In Spartanburg, South Carolina, the heavy rains flooded and closed streets. Several cars were submerged in flash floods.

One man was rescued Thursday morning after his vehicle was swept off the road where a culvert had washed out, Doug Bryson with Spartanburg County Emergency Management told local news outlets. The man managed to cling to a tree and was taken to a hospital for treatment, though there was no immediate word on his condition.

Spartanburg County Coroner Rusty Clevenger said 56-year-old Sylvia Arteaga of Spartanburg died Thursday morning when her car was flooded. She was driving underneath an overpass just outside city limits when her car flooded "to capacity" inside.

In New England, downpours Wednesday led to flooding. Western Massachusetts got up to 5 inches in just hours, according to the National Weather Service. Rainfall totals topped 6 inches in Maine and 5 inches in New Hampshire, leading to flash flood warnings.

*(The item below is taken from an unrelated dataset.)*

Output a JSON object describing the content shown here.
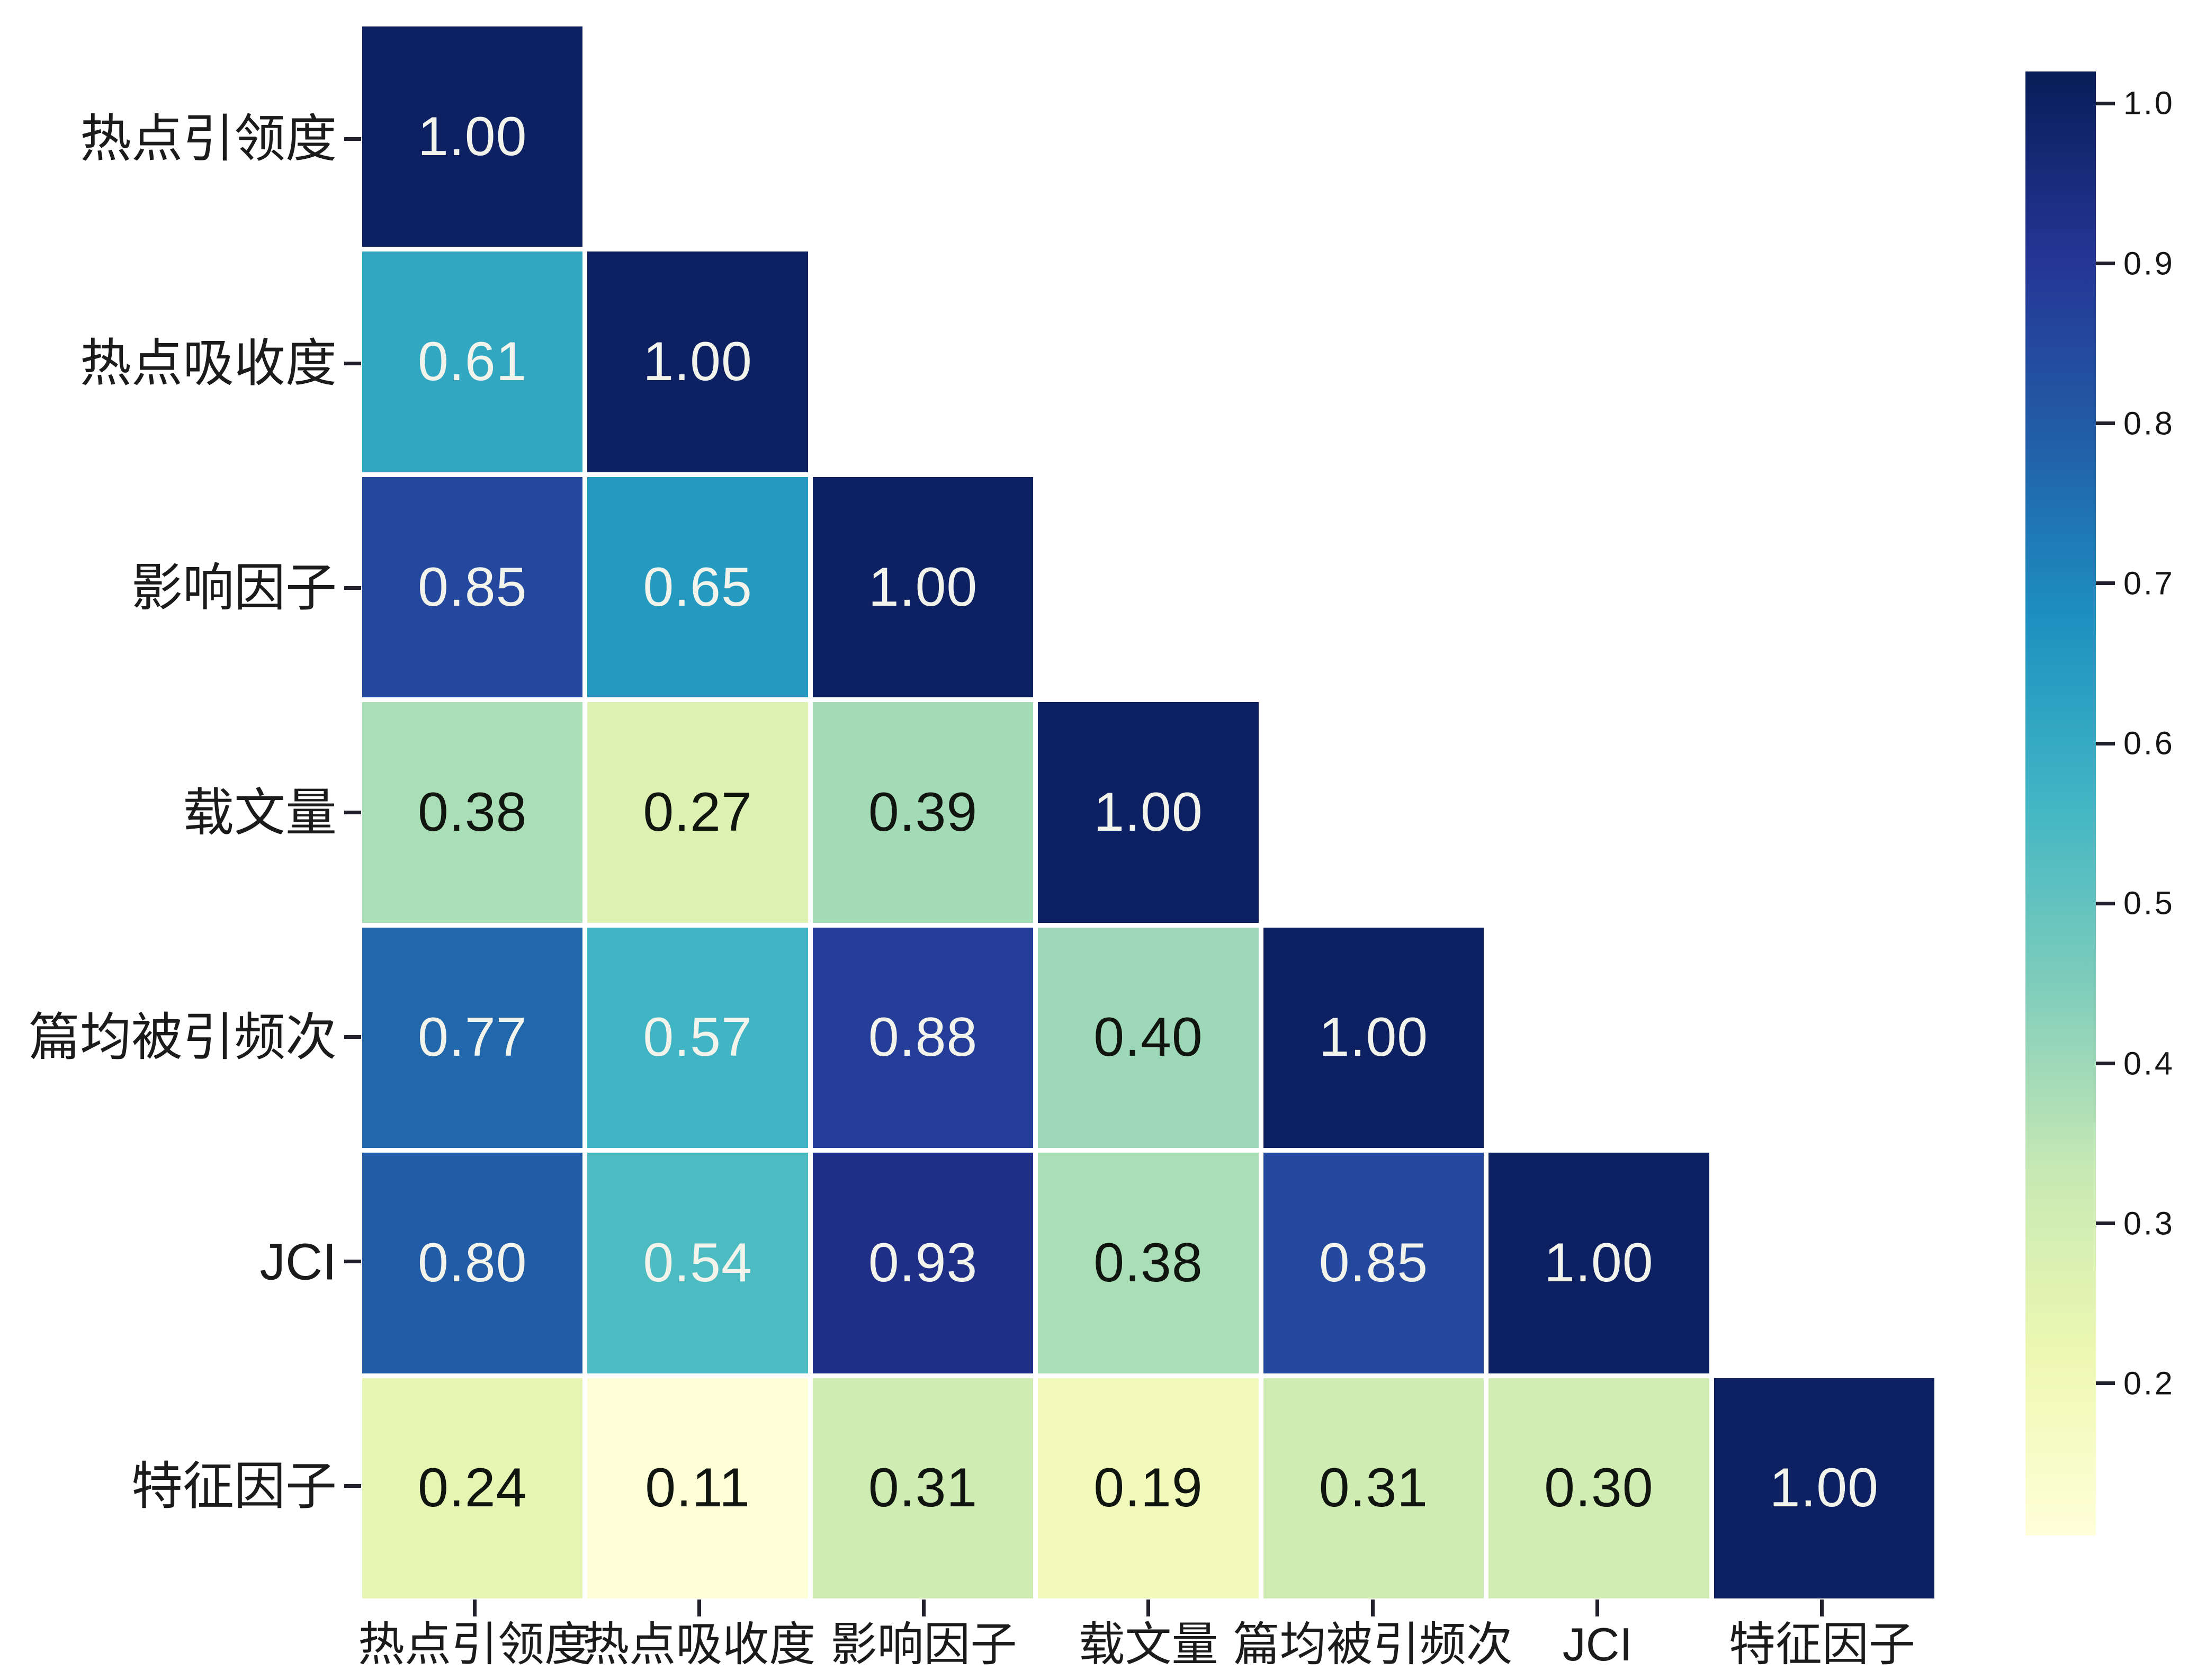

The University of Southern Maine canceled classes at its Portland, Gorham and Lewiston-Auburn campuses. More than 6,000 power outages were reported in Maine.

College student Krystal Diaz said her commute by bus to downtown Providence, Rhode Island, from nearby Johnston had been especially long because of poor visibility and heavy traffic.

"Buses were going slow," Diaz said. "I was late for one of my classes."